The truth is, Rose has always he seemed to be enjoying it at Augusta National, where theatrics have always been tolerated, if not encouraged. The only thing he hasn’t enjoyed is losing, which has come painfully unrelentingly throughout his Masters career – a legacy that currently reads as one of the most prolific players in tour history … but still winless. It’s this banter, these dramas and this history that make Rose the obvious choice to succeed McIlroy as the 2026 green jacket winner — if we’re picking our winners based on the quality of their winning history, anyway — even if there’s something about Rose that makes her prone to being overlooked.
Yes, last year, McIlroy was responsible for most of the decline. We quickly forgot the minor miracle that Rose pulled off to force a playoff with McIlroy because we were so shocked by the image of McIlroy on the ground after winning the career Grand Slam.
But maybe we shouldn’t have.
Rose has been one of the best players in the world in the four years since the start of his self-proclaimed “Indian Summer” – a stretch of good play that has taken his game into his 40s and included runaway victories at Torrey Pines and the Ryder Cup. He has also been one of the best players in the world at the Masters, recording seven Top-10 finishes and three runner-up finishes in three decades competing in the event.
On Saturday night, Rose still seemed very much alive as a man with his Masters dreams, especially as he walked the 18th fairway with his typical tenacity, greeted the crowd with his typical hearty histrionics and then poured in the final stretch of a bogey-free Saturday to enter. THIS Masters Sunday still in the hunt.

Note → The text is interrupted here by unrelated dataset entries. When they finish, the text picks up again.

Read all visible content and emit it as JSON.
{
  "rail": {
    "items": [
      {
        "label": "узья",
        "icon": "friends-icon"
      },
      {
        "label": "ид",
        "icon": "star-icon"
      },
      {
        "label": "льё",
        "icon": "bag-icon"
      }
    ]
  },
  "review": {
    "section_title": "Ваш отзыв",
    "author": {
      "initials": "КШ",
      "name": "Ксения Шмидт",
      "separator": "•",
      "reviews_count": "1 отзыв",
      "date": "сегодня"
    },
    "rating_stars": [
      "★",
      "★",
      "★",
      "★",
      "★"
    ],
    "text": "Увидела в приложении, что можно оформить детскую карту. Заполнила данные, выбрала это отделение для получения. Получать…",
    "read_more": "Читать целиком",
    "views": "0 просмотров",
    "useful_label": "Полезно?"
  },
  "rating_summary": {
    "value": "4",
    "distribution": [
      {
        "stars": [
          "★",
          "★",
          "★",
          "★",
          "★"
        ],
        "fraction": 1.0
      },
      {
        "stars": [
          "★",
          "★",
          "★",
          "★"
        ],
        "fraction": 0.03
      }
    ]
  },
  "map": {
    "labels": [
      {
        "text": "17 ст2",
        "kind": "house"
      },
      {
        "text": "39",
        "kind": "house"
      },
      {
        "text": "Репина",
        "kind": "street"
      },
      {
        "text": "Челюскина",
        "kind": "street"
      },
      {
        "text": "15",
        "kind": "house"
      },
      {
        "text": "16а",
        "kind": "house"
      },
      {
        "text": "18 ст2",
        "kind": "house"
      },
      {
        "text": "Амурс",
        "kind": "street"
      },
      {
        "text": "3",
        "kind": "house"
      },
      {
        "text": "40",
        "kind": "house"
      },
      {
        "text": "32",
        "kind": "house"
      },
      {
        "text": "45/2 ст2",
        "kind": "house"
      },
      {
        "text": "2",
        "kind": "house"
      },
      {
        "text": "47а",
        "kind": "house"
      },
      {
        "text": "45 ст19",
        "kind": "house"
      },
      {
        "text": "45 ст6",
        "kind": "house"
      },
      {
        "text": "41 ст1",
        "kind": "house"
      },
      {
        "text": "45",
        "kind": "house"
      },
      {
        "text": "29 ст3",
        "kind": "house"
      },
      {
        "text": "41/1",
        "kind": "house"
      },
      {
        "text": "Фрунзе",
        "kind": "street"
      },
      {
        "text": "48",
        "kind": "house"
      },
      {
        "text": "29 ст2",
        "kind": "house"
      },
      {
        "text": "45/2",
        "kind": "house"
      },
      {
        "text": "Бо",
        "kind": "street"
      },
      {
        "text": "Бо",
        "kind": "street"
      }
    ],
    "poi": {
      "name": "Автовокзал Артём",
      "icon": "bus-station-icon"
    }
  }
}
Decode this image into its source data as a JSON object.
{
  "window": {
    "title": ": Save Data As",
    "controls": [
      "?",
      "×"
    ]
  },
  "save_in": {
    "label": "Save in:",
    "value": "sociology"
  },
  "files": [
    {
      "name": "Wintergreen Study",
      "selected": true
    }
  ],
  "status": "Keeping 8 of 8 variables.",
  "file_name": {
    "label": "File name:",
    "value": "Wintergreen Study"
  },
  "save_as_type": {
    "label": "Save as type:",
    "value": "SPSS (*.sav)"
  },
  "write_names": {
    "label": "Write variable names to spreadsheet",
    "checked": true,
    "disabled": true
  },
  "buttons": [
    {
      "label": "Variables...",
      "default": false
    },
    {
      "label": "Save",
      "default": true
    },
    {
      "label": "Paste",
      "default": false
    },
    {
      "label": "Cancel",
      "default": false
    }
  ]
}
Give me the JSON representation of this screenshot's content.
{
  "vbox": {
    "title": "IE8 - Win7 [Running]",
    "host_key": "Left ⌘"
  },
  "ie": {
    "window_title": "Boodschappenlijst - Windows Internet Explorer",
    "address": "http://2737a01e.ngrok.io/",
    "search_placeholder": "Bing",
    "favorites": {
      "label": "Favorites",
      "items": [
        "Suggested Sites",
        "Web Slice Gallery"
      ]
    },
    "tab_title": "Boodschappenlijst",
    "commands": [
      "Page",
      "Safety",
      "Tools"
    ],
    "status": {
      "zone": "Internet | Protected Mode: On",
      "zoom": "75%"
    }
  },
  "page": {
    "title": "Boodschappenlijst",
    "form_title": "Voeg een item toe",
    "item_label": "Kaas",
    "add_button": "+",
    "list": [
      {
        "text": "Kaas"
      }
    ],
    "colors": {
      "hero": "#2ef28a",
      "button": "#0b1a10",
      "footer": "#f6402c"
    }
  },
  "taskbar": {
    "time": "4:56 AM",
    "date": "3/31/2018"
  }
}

“I mean, after Saturday, actually, last year I was pretty crushed. I felt like I really gave the Masters and every chance I had to win that day,” Rose said. “I felt 69 to 75. I started the day seven back. Yeah, you know you can shoot 61. You know you can, but seven back is a long way to go.”
On Sunday, the same chance will again be presented to Rose, who no doubt knows how that feels. At 45, he would be the second-oldest winner of the event ever, behind only Nicklaus in ’86. That’s a lot of experience, of course, but Nicklaus was stunning at 46 and had already won five green jackets.
“People have been pulling for me this week,” Rose said. “Obviously, if I have to go tomorrow, it would be a lot of fun to play in that environment.”
Really, that would be fun. And it would almost certainly be show-stopping theater.
It’s always about Justin Rose, even if no one is watching.